Soy filósofa de mi propia existencia, es decir, poetisa
Soy filósofa de mi propia existencia, es decir, poetisa

Puedo vencer esta llanura

4 de diciembre de 2017: decidí separarme e irme de Alemania; decidí romper una relación de 10 años, extinta desde hacía más de un lustro, y abandonar el país en el que había girado más de 7 veces alrededor del sol. La vida me estaba venciendo, podía seguir muriendo lentamente por el resto de mi existencia en esta tierra plana, mientras solamente mis letras sobrevivían por mí. A través de ellas llegué hasta el amor, el amor propio que es dual y único. Él me mostró lo que mi interior reflejaba y que nada era llano en mí, pero debía emprender una marcha, coronar mis dificultades, y descender para soltar mis alas. Y así hice. El 14 de diciembre de 2017 escribí el cuento que sigue a continuación. En mayo de 2018 me mudé a España y fui por primera vez a México.


Puedo vencer esta llanura

La primera idea de Minna fue llamar a la policía, pero en un cuarto de segundo clausuró su pensamiento: —¿Y si la matan? ¡No! No creo que hicieran el esfuerzo de traer munición de perdigones para dormirla—. En el cuarto atardeciente, las paredes trapezoidales exprimían su aliento y los párpados querían cerrar el telón de la ventana. A través de ella, dentro de la baja barandilla pedregosa con extremos metálicos, el jardín delantero de la casa y una leona parda pisándolo expectante.

La felina aparentaba calma ante el cemento de la vecindad ausente. No sabía saltar la valla y perseguir su libertad. Minna no sabía qué debía hacer: —¿Y si la asesinan? ¿Y si asesina ella?—. Dejó a los ojos vencer y continuó prisionera en los pasillos de su ensoñación.

La madrugada siguiente, Minna desfiguró el sopor de su rostro. Tras levantarse de la cama, cruzó el umbral de la puerta de la casa. Tornó el cuello a la izquierda y sus pupilas dibujaron una amplia sonrisa al unísono con su boca, minúsculo destello negro en el centro de iris y labios: una árida serranía ocre desdibujaba el horizonte. El jardín delantero no estaba, ni el cemento llano, ni el barrio de las viviendas mortecinas.

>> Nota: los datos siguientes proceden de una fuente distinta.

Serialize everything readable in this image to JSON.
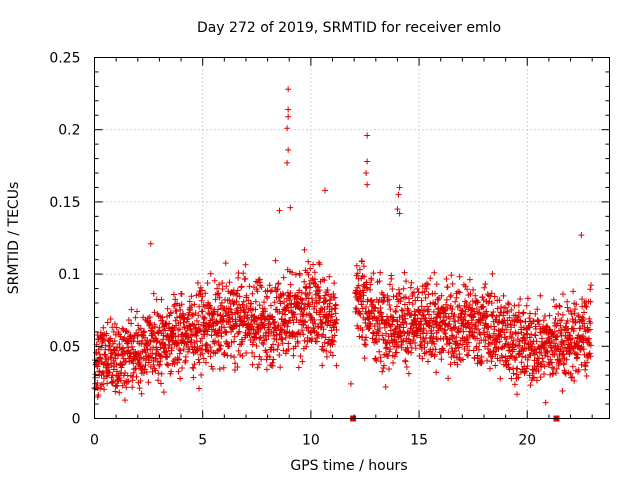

A cuatro patas correteó capturada por el terroso paisaje, se abalanzó sobre él sumiendo las pestañas al terreno. Levantó la mirada un instante con la cara cubierta de polvo y los confines de aquellos montes continuaban: comprendió que no existía salida salvo más allá de los límites de su visión. Como buena leona, alzó la cresta vertical de sus pupilas hacia la cresta de aquellas doradas montañas y galopó a la lejanía.

Había un torbellino de cenizas tras ella cuando la pendiente de la falda le aminoró el ímpetu. —Yo puedo saltar una decena de metros, también puedo vencer esta cuesta— pensó justo antes de zambullirse a eclipsar aquel montículo bajo sus garras. Cada vez que sus patas chocaban contra la tierra, se sentía a punto de coronarse como reina de la gravedad; casi no le dio tiempo a descubrir el final de la subida y a asomarse al vértigo de otra lejana división terrenal y celestial. Detenida desde la cima, aún no podía encontrar su hogar en lo remoto del espacio.

La cumbre comenzó a desafilarse hacia el suelo y a ella le sobresaltaba el tejado artificial entre la patria de oleajes arcillosos. La leona desencadenaba los pasos de un desfile sosegado sobre planicies, convencida de regresar a aquel destino vestido de pizarra, ladrillo granate y cemento. La sumisión deseaba domarla desde una ventana cada vez más ancha y abierta de cielo a suelo; Minna la saludaba desde la helada ventana que cubría ya las tres cuartas partes de su panorámica.

Los ojos le pesaban más que la gravedad de las alturas. A Minna se le cargaba la mirada de terror tras la danza de patas y brazos. Pero los cristales no parecieron un obstáculo a partir de ese momento. El instinto asesino, remoto y salvaje, se dejó capturar junto a ella dentro de la baja barandilla pedregosa con extremos metálicos.

La madrugada siguiente, Minna desfiguró el sopor de su rostro, y, tras levantarse de la cama, sonrió con pupilas y boca. En el cuarto amanecido, las paredes trapezoidales parecían tener un común punto de fuga más allá de la ventana, minúsculo destello negro en el centro de iris y labios: un diminuto emigrante rasgaba el azul de la mañana, aquel celeste color de lienzo que le recordaba a los viajes en avión.

Era la hora de despertar, de despegar: a Minna, la cría, le salieron dos alas, un pasaje de ida y un destino nuevo. —Yo puedo volar un millar de kilómetros, también puedo vencer esta llanura— pensó justo antes de zambullirse a eclipsar el vecindario grisáceo.